Actually, there's no flexibility in C-like language's pre- and post-increment operators, but incf and decf in Common Lisp afford a little bit more through the use of optional arguments, wherein a second, optional argument, can be used to specify by how much the value should change. It's not too hard to adjust post-incf to handle such a second argument. A first attempt might be:

(defmacro post-incf (place &optional (delta-form 1))
  `(- (incf ,place ,delta-form) ,delta-form))

That will work just fine for constant values such as 1, but it will evaluate the delta-form multiple times, and we don't want that (since it could have side effects, or be expensive to compute).

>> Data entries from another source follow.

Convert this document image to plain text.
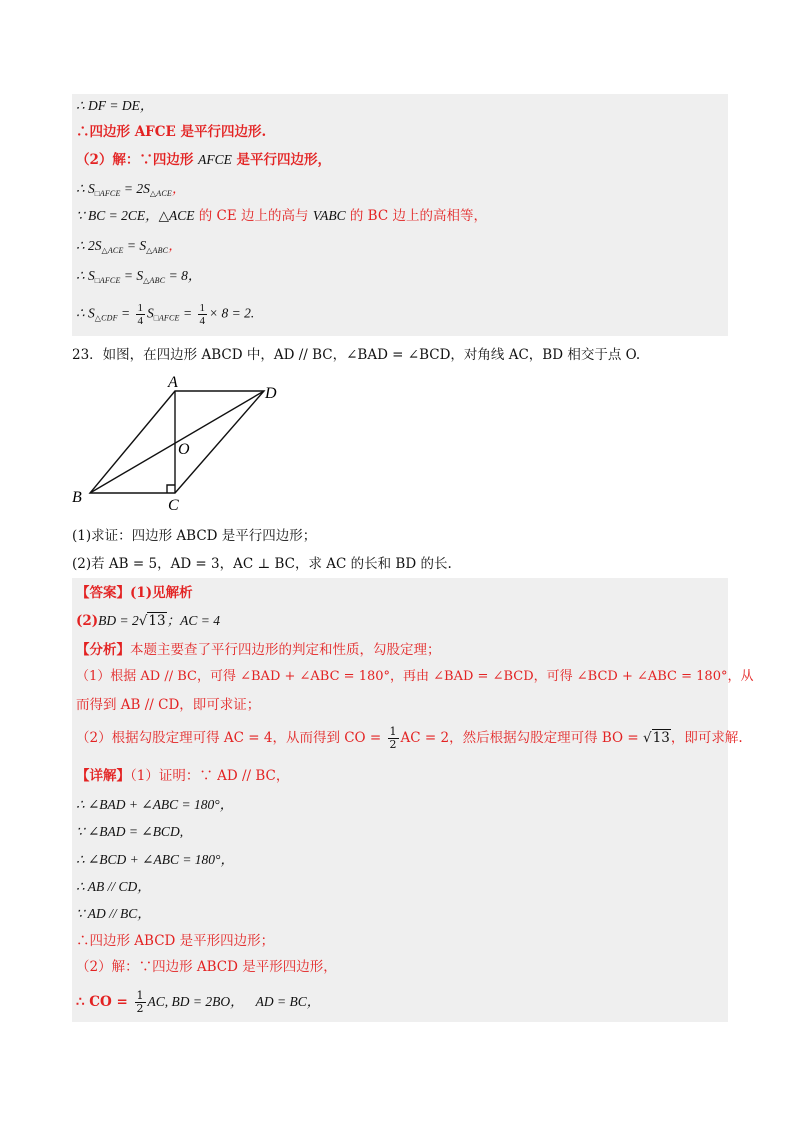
∴ DF = DE，
∴四边形 AFCE 是平行四边形.
（2）解：∵四边形 AFCE 是平行四边形，
∴ $S_{□AFCE} = 2S_{\triangle ACE}$，
∵ BC = 2CE，△ACE 的 CE 边上的高与 VABC 的 BC 边上的高相等，
∴ $2S_{\triangle ACE} = S_{\triangle ABC}$，
∴ $S_{□AFCE} = S_{\triangle ABC} = 8$，
∴ $S_{\triangle CDF} = \frac{1}{4} S_{□AFCE} = \frac{1}{4} \times 8 = 2$.
23．如图，在四边形 ABCD 中，AD // BC，∠BAD = ∠BCD，对角线 AC，BD 相交于点 O.
A
B	C
D
O
(1)求证：四边形 ABCD 是平行四边形；
(2)若 AB = 5，AD = 3，AC ⊥ BC，求 AC 的长和 BD 的长.
【答案】(1)见解析
(2)BD = 2√13；AC = 4
【分析】本题主要查了平行四边形的判定和性质，勾股定理；
（1）根据 AD // BC，可得 ∠BAD + ∠ABC = 180°，再由 ∠BAD = ∠BCD，可得 ∠BCD + ∠ABC = 180°，从
而得到 AB // CD，即可求证；
（2）根据勾股定理可得 AC = 4，从而得到 CO = $\frac{1}{2}$ AC = 2，然后根据勾股定理可得 BO = √13，即可求解.
【详解】（1）证明：∵ AD // BC，
∴ ∠BAD + ∠ABC = 180°，
∵ ∠BAD = ∠BCD,
∴ ∠BCD + ∠ABC = 180°，
∴ AB // CD，
∵ AD // BC，
∴四边形 ABCD 是平形四边形；
（2）解：∵四边形 ABCD 是平形四边形，
∴ CO = $\frac{1}{2}$ AC, BD = 2BO， AD = BC，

We just need to be a little more careful to evaluate it only once, and thus:

(defmacro post-incf (place &optional (delta-form 1))
  (let ((delta (gensym (symbol-name '#:delta-))))
    `(let ((,delta ,delta-form))
       (- (incf ,place ,delta) ,delta))))

(let ((a 0))
  (list a                ; => 0
        (incf a 3)       ; => 3
        (post-incf a 2)  ; => 3 (but x is now 5)
        a))              ; => 5
;=> (0 3 3 5)
1
votes

In your first lambda, (lambda (x) (+ x c) (incf c)), you are performing one side-effect-free addition and throwing away its value. Then you increment c and return, as the value from the lambda, its new value.

Try calling (foo '(10 10 10)) and see what the return value is, the two versions will return (1 2 3) and (11 12 13).